Here's what the data variable contains, you can see the problematic 7200 value there.

I tried to follow back the data variable and see where it came from, but it ends up in what looks like some PHP anonymous function call or something that I don't understand. I'm pretty sure it's a representation of the data from the .rrd file itself. I'm not sure if the value comes from the .rrd file itself or from the tool that parses it, though.

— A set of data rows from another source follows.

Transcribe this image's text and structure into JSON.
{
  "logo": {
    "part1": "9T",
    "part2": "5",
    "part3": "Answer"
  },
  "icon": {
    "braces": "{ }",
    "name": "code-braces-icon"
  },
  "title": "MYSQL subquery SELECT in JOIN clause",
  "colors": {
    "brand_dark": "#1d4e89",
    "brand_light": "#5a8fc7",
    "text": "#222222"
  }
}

(Side note: I just realized that I was previously referring to the PHP as JavaScript. Shows what I know...)

scurrier

The POST involving rrd_fetch_json.php seems to have the expected resolution of 3600. So I think something funny is happening inside rrd_fetch_json.php. Not positive, though.

scurrier

Figured out where the problematic value of 7200 was coming from. It's from the RRD file itself when queried in rrd_fetch_json.php line 168 with the rrd_fetch() function and the options deriving from the POST data I attached in a picture above. I constructed the rrdtool fetch command that should result from that POST data and ran it on the command line against the file directly:

me@my-machine:~/pfsense$ rrdtool fetch rrd/WAN_DHCP-quality.rrd AVERAGE -r 3600 -s now-1m+1hour -e 1595460745-1hour
                           loss               delay              stddev

1592978400: 0.0000000000e+00 1.5691636408e-02 6.2196527951e-03
1592985600: 0.0000000000e+00 9.1416309671e-03 2.7422781960e-03
1592992800: 0.0000000000e+00 8.8436429234e-03 2.5432010581e-03
1593000000: 2.6234902083e-02 9.2394222539e-03 3.5694343962e-03
1593007200: 5.2510052500e-02 1.0458579000e-02 4.6231059930e-03
1593014400: 0.0000000000e+00 1.0825514267e-02 4.7963684750e-03
<snip>
1595419200: 0.0000000000e+00 8.0070629420e-03 1.7023876495e-03
1595426400: 0.0000000000e+00 8.5285815145e-03 2.3826874231e-03
1595433600: 7.1014380729e+00 8.6965289475e-03 2.7509416831e-03
1595440800: 4.1289524583e-02 8.8894945167e-03 2.6180607746e-03
1595448000: 6.1264454861e-02 8.7516545776e-03 2.4379814676e-03
1595455200: 0.0000000000e+00 8.6976092202e-03 2.6467615867e-03
1595462400: -nan -nan -nan

The values to the left of the colons are some kind of timestamp in seconds. If you look at the difference between them, you'll see it's 7200. I believe rrd_fetch() function is using that difference to determine a step property for the result that is used on line 174 . Later, this data is referenced as data[0].step on line 1139 of status_monitoring.php as shown in my post from 2 days ago and the problem occurs when there's no matching key in timeLookup.

So, here we have traced the problem all the way back to the RRD file itself. Looks like this potential step size was not anticipated and so was not included in the timeLookup array. My firewall has been running for 6 years, so maybe that length of time has something to do with it? Resolution has decreased as things filled up? I don't know. The good news is that it appears the fix is as easy as adding a line to timeLookup to account for it. Either that or diving really deep into RRD tool or the place where RRD tool is invoked to create the files and figure out if anything there could be causing it. I don't plan on doing that.

scurrier

The rrdtool fetch documentation even describes that the resolution argument may not be honored. That's what's happening here. We asked for resolution 3600, but it's not honored.

--resolution|-r resolution (default is the highest resolution)

    the interval you want the values to have (seconds per value). An optional suffix
may be used (e.g. 5m instead of 300 seconds). rrdfetch will try to match your request,
but it will return data even if no absolute match is possible.